During a hearing Thursday, D.C. Superior Court Judge Craig Iscoe appointed a receiver to oversee the operation of the school, choosing Josh Kern, a former charter school leader who now runs a for-profit consulting firm.
Iscoe said there appear to have been “flagrant abuses” at the school, pointing to large bonuses that were paid to the three managers shortly before they left Options this summer to run their businesses full time.
“My goal is to keep the school running to provide educational services to the at-risk students, many of whom have disabilities,” Iscoe said. “Someone needs to be able to run that school to protect the students directly” and District taxpayers indirectly, he said.
The court’s appointment of a receiver comes days after D.C. Attorney General Irvin B. Nathan filed a civil complaint alleging a “pattern of self-dealing” at Options that led to exorbitant bonuses and the diversion of more than $3 million from the school since 2012.
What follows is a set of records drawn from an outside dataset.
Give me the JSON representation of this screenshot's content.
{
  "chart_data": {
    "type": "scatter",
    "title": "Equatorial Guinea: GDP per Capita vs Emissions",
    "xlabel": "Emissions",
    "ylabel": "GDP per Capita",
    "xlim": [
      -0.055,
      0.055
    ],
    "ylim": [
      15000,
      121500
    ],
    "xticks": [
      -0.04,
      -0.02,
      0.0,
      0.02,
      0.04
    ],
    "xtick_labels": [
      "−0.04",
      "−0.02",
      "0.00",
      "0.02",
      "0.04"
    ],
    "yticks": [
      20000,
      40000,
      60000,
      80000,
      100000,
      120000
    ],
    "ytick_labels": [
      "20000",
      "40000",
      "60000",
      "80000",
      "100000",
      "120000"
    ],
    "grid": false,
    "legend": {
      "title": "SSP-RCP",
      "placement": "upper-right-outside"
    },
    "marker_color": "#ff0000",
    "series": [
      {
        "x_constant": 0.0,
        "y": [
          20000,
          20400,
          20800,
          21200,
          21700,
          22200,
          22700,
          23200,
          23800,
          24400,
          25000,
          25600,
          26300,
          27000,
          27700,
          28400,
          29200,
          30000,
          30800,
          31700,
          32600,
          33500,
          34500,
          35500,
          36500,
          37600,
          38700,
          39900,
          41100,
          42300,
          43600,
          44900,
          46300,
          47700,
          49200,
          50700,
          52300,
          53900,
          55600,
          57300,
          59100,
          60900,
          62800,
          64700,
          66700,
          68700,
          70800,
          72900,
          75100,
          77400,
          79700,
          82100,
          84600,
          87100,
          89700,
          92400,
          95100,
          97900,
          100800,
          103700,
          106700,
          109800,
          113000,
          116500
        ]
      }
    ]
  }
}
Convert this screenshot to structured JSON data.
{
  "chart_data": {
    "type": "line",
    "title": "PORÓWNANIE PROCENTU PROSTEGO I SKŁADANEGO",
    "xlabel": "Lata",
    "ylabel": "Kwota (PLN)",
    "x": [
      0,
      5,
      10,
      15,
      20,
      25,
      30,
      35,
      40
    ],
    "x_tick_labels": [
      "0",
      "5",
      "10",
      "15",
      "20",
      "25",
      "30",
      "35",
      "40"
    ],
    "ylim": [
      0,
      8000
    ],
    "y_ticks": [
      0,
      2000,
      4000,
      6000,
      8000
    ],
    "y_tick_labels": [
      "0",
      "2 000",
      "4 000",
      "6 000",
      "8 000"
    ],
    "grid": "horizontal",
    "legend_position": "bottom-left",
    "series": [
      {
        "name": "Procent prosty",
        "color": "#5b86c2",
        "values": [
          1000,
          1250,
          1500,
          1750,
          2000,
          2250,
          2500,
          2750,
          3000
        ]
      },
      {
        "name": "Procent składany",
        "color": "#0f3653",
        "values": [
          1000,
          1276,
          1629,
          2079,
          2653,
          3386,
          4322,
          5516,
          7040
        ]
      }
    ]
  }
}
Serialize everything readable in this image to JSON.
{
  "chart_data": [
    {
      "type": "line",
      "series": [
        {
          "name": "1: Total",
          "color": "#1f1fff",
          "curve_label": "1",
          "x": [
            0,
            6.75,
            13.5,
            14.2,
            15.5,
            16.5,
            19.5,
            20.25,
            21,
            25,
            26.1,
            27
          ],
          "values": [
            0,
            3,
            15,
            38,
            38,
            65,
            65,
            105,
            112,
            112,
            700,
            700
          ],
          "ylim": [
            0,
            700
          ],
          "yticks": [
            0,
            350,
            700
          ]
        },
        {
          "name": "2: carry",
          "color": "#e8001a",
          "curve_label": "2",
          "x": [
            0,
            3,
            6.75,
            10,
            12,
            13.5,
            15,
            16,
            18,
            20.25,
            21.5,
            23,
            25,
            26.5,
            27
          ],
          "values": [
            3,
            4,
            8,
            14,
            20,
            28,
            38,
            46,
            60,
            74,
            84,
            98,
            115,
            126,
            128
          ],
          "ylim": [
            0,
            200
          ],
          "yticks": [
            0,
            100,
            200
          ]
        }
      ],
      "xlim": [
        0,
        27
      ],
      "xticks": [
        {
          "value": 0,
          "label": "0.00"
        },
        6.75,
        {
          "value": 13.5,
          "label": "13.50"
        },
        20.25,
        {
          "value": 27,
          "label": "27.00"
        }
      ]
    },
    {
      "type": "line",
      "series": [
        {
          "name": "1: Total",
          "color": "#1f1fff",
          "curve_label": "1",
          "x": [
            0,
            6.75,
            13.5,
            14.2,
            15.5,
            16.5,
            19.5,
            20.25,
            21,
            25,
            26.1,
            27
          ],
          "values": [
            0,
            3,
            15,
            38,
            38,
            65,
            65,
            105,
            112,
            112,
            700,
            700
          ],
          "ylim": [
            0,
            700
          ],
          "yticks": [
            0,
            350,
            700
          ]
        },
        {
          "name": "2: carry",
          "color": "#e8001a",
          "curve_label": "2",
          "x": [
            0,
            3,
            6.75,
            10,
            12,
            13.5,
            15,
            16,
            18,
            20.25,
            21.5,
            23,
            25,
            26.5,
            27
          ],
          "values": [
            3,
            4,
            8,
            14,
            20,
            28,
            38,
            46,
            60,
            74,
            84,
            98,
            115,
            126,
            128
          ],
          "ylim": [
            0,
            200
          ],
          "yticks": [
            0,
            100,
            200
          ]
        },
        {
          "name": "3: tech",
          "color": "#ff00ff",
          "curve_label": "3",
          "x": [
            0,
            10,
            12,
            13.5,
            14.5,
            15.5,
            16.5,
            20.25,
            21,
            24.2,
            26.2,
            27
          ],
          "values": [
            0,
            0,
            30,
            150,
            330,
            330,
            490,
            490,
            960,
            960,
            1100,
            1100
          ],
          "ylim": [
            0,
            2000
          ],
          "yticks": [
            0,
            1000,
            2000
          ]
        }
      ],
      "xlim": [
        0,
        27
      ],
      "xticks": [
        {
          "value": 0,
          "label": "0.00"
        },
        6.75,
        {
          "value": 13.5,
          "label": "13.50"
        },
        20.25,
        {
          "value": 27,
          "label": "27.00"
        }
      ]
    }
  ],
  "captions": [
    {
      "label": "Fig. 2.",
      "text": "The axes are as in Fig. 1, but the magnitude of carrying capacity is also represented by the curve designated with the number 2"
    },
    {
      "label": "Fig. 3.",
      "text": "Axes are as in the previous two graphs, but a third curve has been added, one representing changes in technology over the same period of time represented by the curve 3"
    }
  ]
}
The three ex-managers and their lawyer said Thursday they did nothing illegal and that no taxpayer money was misused.
“All of the supposed ‘improper’ transactions were disclosed, supported, and approved,” lawyer Pamela Marple wrote in a response to the complaint, arguing that the contracts in question went through the D.C. Public Charter School Board, which has oversight of the city’s 60 charters.
City officials have accused one of the board’s former top officials — Jeremy Williams, who was in charge of financial oversight — of aiding the alleged scheme. Troy W. Poole, Williams’s attorney, said his client did nothing wrong.
Marple accused the District’s lawyers of publicizing “hastily compiled and heated allegations” to build support for closing Options. She alleged that the charter board is seeking to take over the school’s valuable Capitol Hill building to draw in a national charter operator.
The school is “financially and programmatically sound” and has a $4 million surplus, Marple said in court. “The buses are running on time and the children are getting their services.”
The ex-managers agreed to void their contracts with Options because they felt it was in the best interest of the school’s students, said Paul Dalton, one of the ex-managers named in the legal complaint. Dalton has roles at both of the for-profit companies allegedly involved in the diversion of taxpayer dollars: Exceptional Education Management Corp. and Exceptional Education Services.
“We’ve spent our entire adult lives serving special education kids, and we felt we could best serve them by agreeing to the terms that we agreed to today,” Dalton said.
In February, Montgomery — who was then chief executive of Options — signed a $500,000 check from the school to EEMC, a company she founded. That transaction and others detailed in the complaint were “absolutely” legal, Dalton said, and the school reported the financial relationship to the charter board.
“All of the procedures were followed,” Dalton said, explaining that the money was meant to help the fledgling company get off the ground. “Every business has to have start-up expenses.”
The charter school board maintains that the former Options leaders did not report transactions through proper channels. The charter board, which can close schools for financial mismanagement, has said it plans to vote on initiating a process to close Options at its Oct. 16 meeting. Scott Pearson, the board’s executive director, said the board will consider postponing that vote.
Under the agreement reached Thursday, Options will pay Kern $300 per hour for up to 80 hours as he determines what needs to be done at Options.
Kern will then present a budget to the court for approval. Iscoe made it clear that he wants to ensure as many dollars as possible go to Options students instead of to for-profit firms.
Anthony Herman, a lawyer representing Options, said he understands that concern but that the task facing Kern is “monumental.” The cost of the receivership is likely to reach “well into six figures,” but that is a price that must be paid if the school is to have a chance of staying open, Herman said.
A second receiver, yet to be named, also will be appointed as early as next week to oversee the two for-profit companies that the ex-Options leaders founded. Company assets will be frozen in the meantime.
EEMC officials said they welcomed the outside oversight as a chance to clear their names and restore their reputations. “We look forward to an honest and transparent assessment, instead of unfounded allegations so often repeated this week,” the officials said in a statement.
Lawyers for the District initially sought to freeze the companies’ assets indefinitely as the case continues, but Marple argued that would cripple the companies’ ability to provide services to 20 other charter school clients.
A lawyer representing J.C. Hayward, who allegedly signed the lucrative contracts and approved the bonuses for former Options leaders in her role as chairwoman of the school’s board of trustees, said that she has done nothing wrong. Hayward has since stepped down from the board and was suspended from her role as a news anchor at WUSA (Channel 9) while the investigation continues.
“The bottom line is my client didn’t benefit one penny,” said Jeffrey Jacobovitz, who represents Hayward, adding that Hayward was not paid for her work as board chairwoman. She has “had a stellar reputation in the community for 41 years” and “was acting in good faith,” Jacobovitz said.
The District was not seeking any action Thursday against Hayward or Williams, the former chief financial officer of the charter school board.